Much of the problem lies in the extended runway on which each leadership race is operating. The Conservative race is an 18-month slog, while the NDP’s is a 17-month marathon.

It is not easy to keep the attention of already distracted Canadian voters. They are likely recovering from political fatigue after the longest federal campaign in Canadian history. Further, it’s hard to draw attention to campaigns from which most Canadians are barred from participating.

So far, the race to replace Stephen Harper has failed to attract the star talent a leadership race of this magnitude would traditionally warrant. While six candidates have officially registered, none is a household name, and only one is fluent in both official languages. With Peter MacKay, Caroline Mulroney, and Brad Wall deciding to stay out of the race, it’s doubtful whether the campaign will come close to attracting the attention the Liberal Party and Trudeau had in 2013.

Meanwhile, the NDP, which will elect a new leader in October 2017, has not only failed to attract a single leadership hopeful but seen its best and brightest stars already rule out running, including Nathan Cullen, Megan Leslie, Rachel Notley and Avi Lewis.

In 2013, the Liberal Party of Canada took a risk and opened up its leadership race to what it called a ‘supporter’ class. This move to broaden its base allowed more than just card-carrying, fee-paying members to participate in the leadership contest. Nearly 300,000 Canadians signed up to choose the next Liberal Party leader. This not only drew attention to the race, it also helped add thousands of names to the party’s database, which were then used in 2015 to recruit volunteers and identify sympathetic voters.

The Conservatives and New Democrats have not opted to go this route. If attracting the interest of Canadians — and enough Canadians to win the next general election, as well as mining data, are central objectives in a leadership race, both the Conservative Party and NDP are failing.

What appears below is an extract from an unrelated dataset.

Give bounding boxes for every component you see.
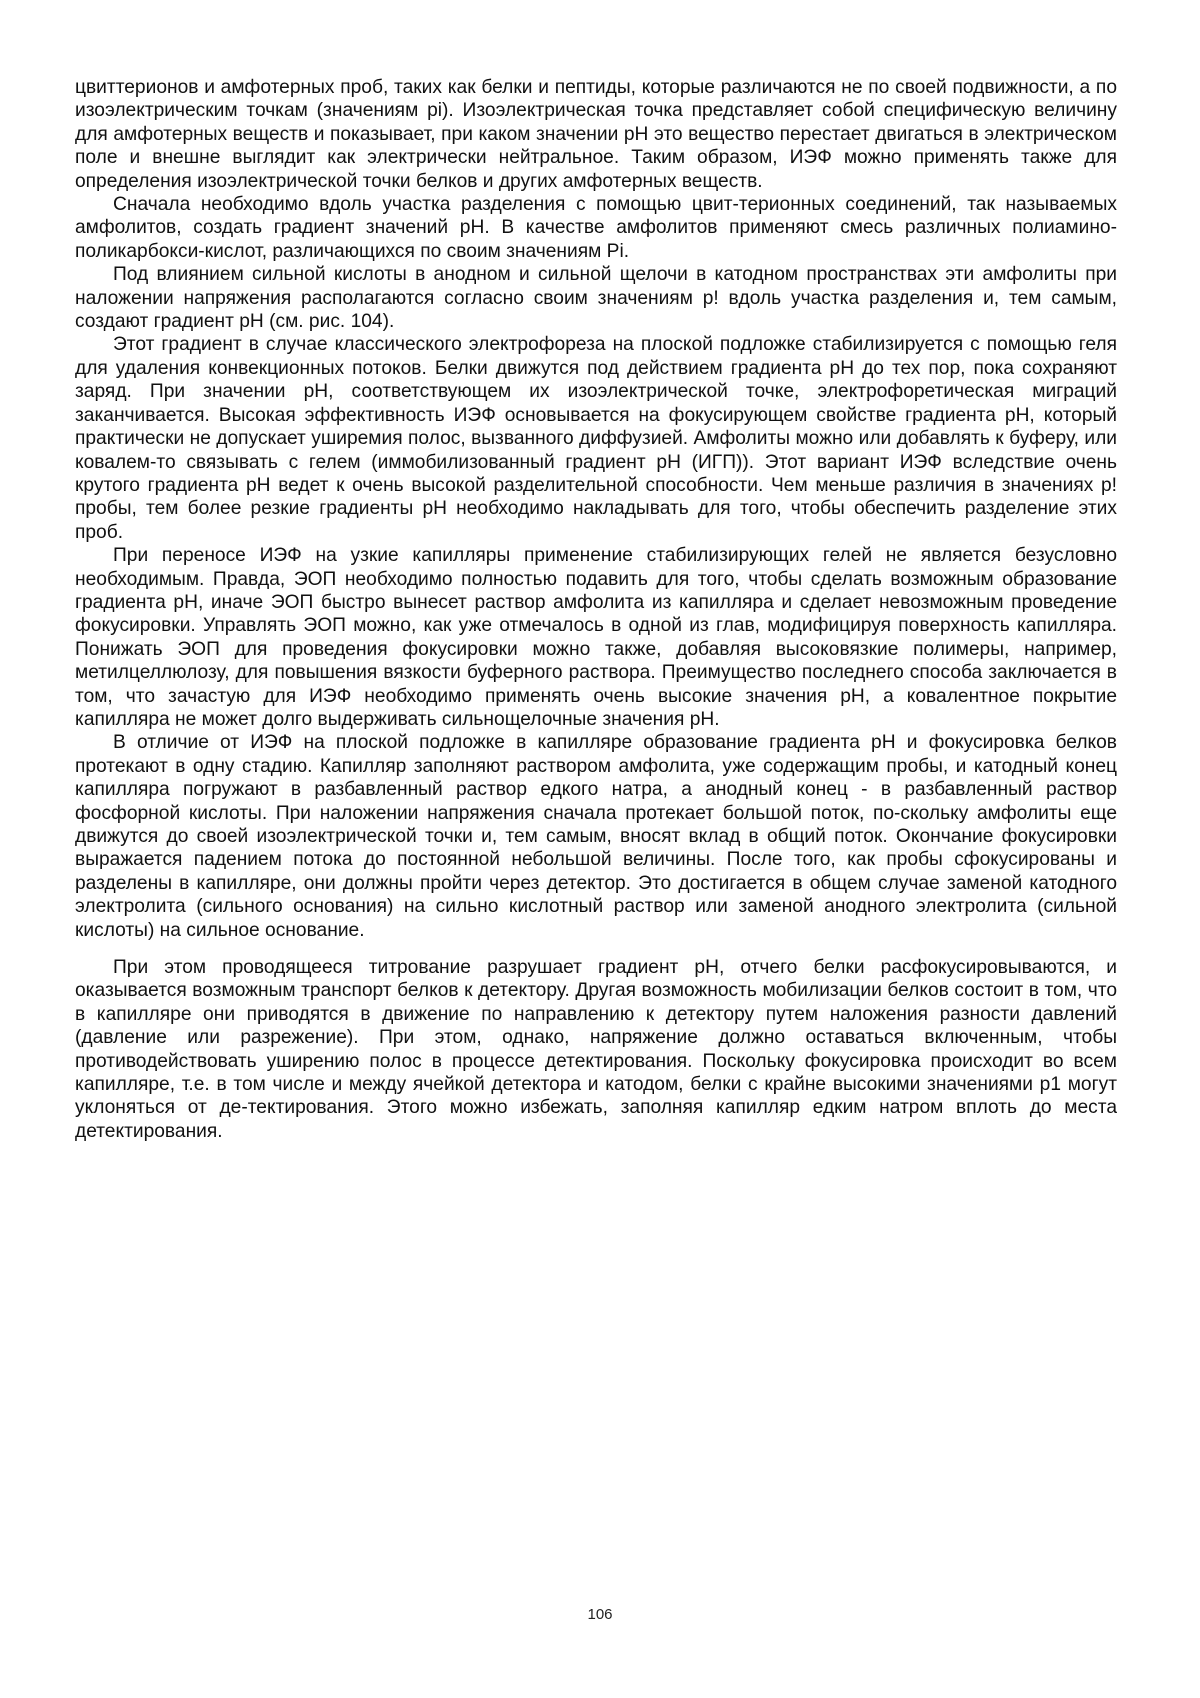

Leadership races allow parties to benefit from big ideas and transformational policy alternatives. Suggestions, such as fully adopting the Leap Manifesto, instituting a national flat tax, or advocating for a Maritime Union — the proposed political union of the three Maritime provinces — are proposals that captivate audiences, draw attention, spur debate and lure supporters.

If neither the Conservative Party nor the NDP can use their leadership campaigns to drive the kind of attention that in turn drives a bump in the public opinion polls, Prime Minister Justin Trudeau will be even better positioned for a victory in the 2019 federal election.

There is, however, another side to the elongated timeline the parties have imposed on themselves: there is still time for party brass to re-evaluate and inject a shot of adrenalin into their leadership contests.

To the party that is best able to captivate Canadians, activate sympathetic voters outside its base, encourage well-known leadership aspirants, and successfully challenge candidates to propose concrete policy alternatives voters can rally behind, will go the prize. The poll position in the lead-up to 2019.

Jaime Watt is the executive chairman of Navigator Ltd. and a Conservative strategist.

This article first appeared in the Toronto Star on October 16, 2016.